Ponti (Federvini): “aliquota alta, quanto meno c’è chiarezza”
I costi a carico delle imprese italiane rischiano comunque di essere assai elevati. “Un’aliquota al 15% penalizza molto alcune filiere come quelle del vino, che avevano dazi significativamente inferiori, e meno altre che avevano già questi valori», sottolinea Luigi Scordamaglia, amministratore delegato di Filiera Italia. Per il presidente di Federvini Giacomo Ponti “Quanto meno c’è chiarezza. Il 15% è un’aliquota abbastanza alta, sarebbe stato meglio accordarsi su numeri inferiori. Auspichiamo che ci siano categorie esentate e che siano quelle che riguardano i nostri prodotti, perché alcuni, come i vini Docg, Doc, Igt oppure l’aceto balsamico di Modena Igp, non si possono produrre negli Stati Uniti. Serve anche capire come saranno modulati”. Relativamente all’impatto che le tariffe avranno, “in linea generale, il prodotto mainstream soffrirà di più rispetto al prodotto di lusso. Tutto si gioca sulla sostituibilità, sulle alternative, e sull’unicità del prodotto nella percezione del consumatore”.

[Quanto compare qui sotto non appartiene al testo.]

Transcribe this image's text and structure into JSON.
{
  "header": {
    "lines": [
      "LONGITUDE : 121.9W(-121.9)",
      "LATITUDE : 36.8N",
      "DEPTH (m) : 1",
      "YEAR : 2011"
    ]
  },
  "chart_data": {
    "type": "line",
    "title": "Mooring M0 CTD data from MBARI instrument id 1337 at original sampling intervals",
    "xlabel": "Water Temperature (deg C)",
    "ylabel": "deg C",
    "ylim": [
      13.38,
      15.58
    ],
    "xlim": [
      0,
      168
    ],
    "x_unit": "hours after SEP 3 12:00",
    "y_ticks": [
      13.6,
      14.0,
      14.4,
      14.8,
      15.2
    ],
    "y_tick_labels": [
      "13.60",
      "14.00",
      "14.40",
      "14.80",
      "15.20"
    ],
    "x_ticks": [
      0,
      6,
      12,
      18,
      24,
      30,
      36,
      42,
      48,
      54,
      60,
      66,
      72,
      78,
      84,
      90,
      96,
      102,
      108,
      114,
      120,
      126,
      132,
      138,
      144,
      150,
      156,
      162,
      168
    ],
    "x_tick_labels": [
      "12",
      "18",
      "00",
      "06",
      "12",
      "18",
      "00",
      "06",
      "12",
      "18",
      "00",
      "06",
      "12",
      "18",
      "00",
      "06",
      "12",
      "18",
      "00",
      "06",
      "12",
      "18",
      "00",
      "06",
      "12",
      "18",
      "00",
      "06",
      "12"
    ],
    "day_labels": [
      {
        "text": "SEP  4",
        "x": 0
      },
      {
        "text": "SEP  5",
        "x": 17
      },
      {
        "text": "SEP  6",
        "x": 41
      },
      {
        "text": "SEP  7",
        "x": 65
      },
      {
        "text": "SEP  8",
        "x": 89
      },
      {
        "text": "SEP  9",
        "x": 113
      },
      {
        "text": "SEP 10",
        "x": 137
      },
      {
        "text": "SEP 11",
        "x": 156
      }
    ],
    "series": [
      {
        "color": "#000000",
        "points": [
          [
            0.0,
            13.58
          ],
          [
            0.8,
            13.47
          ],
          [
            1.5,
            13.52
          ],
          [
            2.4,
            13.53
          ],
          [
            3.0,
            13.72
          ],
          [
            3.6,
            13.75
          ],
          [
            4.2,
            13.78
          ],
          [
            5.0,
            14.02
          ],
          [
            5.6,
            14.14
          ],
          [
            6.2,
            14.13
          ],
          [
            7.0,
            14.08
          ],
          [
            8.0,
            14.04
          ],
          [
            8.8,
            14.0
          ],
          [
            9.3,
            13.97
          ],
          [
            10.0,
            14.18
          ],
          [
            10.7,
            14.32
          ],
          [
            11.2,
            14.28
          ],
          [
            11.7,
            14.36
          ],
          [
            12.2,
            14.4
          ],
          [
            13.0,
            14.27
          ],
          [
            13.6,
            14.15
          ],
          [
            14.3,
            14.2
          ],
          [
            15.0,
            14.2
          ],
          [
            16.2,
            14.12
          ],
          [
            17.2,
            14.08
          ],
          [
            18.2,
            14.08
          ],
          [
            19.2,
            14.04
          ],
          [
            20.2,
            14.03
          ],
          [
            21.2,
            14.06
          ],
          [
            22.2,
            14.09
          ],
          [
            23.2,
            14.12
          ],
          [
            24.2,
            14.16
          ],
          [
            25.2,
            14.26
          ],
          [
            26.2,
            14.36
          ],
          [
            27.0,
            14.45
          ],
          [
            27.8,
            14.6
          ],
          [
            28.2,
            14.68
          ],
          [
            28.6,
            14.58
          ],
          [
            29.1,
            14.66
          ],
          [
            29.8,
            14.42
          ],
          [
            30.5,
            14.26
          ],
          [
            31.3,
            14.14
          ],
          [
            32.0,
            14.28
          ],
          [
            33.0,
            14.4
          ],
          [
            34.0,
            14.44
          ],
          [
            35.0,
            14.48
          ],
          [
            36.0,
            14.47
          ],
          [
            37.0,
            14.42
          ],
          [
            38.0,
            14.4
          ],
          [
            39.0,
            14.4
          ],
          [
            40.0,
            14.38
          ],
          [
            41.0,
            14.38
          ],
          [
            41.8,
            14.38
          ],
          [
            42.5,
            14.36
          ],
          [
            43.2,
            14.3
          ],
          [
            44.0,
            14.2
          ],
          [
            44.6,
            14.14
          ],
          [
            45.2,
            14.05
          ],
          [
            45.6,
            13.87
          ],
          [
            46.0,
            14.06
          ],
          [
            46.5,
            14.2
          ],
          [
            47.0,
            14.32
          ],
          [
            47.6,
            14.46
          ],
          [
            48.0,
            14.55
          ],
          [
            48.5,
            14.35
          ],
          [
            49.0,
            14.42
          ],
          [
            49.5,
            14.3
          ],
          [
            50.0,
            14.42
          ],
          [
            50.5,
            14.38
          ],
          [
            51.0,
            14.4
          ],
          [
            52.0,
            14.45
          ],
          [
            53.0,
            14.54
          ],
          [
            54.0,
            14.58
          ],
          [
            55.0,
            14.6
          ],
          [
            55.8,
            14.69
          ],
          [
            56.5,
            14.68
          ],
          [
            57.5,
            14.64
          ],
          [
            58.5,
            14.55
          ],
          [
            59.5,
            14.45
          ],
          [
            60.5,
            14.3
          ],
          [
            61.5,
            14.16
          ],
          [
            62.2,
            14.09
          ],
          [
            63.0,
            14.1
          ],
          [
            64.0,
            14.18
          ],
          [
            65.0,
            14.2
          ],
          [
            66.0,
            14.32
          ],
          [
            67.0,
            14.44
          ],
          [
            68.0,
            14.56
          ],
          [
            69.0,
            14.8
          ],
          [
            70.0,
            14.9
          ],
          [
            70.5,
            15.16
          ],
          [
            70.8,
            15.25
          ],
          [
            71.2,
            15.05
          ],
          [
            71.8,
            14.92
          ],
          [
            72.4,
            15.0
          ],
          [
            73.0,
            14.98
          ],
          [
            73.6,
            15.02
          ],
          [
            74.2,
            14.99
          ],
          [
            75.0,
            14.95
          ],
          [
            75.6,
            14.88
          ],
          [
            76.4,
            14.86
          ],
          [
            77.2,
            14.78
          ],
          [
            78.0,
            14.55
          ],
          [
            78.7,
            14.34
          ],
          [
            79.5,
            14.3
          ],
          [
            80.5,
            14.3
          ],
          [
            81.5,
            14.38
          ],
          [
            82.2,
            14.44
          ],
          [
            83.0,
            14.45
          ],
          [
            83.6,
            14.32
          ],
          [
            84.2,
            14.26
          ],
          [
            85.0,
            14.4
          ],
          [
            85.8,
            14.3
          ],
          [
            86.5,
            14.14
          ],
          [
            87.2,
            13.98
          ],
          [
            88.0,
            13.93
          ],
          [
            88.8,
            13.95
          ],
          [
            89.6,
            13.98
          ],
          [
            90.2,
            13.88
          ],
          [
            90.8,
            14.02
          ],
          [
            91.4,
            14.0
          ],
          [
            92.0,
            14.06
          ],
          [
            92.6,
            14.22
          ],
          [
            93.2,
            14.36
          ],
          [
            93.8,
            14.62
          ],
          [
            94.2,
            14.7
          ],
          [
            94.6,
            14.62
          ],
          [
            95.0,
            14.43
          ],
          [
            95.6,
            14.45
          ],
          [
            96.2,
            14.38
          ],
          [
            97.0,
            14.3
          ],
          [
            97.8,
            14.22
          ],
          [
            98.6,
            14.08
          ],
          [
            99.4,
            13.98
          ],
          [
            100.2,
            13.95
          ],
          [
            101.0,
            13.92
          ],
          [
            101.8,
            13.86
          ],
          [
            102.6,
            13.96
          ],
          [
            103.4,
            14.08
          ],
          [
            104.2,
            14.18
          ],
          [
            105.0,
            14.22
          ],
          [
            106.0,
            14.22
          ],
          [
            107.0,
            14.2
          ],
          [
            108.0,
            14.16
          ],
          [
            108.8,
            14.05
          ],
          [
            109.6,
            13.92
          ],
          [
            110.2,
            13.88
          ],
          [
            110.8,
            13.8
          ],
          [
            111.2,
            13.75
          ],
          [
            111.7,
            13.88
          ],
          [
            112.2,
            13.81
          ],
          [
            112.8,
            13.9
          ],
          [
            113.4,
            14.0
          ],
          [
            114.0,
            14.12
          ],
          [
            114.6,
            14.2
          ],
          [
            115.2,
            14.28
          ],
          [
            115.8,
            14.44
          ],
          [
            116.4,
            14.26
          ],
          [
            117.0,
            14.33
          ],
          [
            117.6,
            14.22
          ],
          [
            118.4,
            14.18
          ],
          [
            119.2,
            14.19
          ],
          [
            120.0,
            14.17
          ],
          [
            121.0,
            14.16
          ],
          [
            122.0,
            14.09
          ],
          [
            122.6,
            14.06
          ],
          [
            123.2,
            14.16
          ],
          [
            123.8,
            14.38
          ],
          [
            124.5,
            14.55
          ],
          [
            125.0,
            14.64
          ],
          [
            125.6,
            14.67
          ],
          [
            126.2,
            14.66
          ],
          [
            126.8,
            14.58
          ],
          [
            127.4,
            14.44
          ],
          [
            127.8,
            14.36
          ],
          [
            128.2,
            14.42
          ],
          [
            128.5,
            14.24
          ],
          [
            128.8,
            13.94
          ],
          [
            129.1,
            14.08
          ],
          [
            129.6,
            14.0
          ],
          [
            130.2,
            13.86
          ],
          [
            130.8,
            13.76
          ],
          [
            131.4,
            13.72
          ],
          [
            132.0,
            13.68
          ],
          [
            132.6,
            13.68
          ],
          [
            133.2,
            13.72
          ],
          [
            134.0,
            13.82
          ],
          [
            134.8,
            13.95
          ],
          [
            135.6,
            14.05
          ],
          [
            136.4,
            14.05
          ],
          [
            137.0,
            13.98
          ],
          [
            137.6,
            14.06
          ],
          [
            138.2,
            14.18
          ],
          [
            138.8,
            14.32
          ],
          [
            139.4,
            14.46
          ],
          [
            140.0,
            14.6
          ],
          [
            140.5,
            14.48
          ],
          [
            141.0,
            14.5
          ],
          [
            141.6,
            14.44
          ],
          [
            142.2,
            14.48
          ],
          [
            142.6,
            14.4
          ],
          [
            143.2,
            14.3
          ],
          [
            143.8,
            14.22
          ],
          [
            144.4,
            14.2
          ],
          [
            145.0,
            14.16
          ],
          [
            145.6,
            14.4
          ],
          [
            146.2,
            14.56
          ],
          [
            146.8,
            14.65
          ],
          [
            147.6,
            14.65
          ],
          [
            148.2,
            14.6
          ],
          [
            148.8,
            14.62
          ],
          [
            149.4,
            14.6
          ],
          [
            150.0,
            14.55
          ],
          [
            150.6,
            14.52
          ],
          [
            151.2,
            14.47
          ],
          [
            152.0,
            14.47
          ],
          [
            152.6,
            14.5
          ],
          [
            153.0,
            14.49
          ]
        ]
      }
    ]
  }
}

Per Federacciai “non c’è molto da festeggiare. Per un Paese esportatore come l’Italia anche il 15% è un problema. Inutile girarci intorno. Sono tariffe a cui poi, come sottolinea Confindustria, si somma la svalutazione del dollaro. Rappresentano un elemento negativo, nonostante i timori che la percentuale imposta dagli Stati Uniti potesse anche essere maggiore.
Tira un sospiro di sollievo il settore dei trasporti, inteso come auto, motori, navi e componentistica. Per l’Italia vale 7 miliardi di euro di export se si considera il dato aggregato fornito da Unimpresa. All’interno, la sola voce di vetture e componenti vale circa 5 miliardi di euro, a cui si sono applicate finora tariffe del 27,5%. Uno «sconto» per l’automotive con dazi al 15% comporta sovra-costi importanti, ma pari a 750 milioni anziché 1,2 miliardi. Nel complesso, il settore subirà danni per 1,05 miliardi di euro.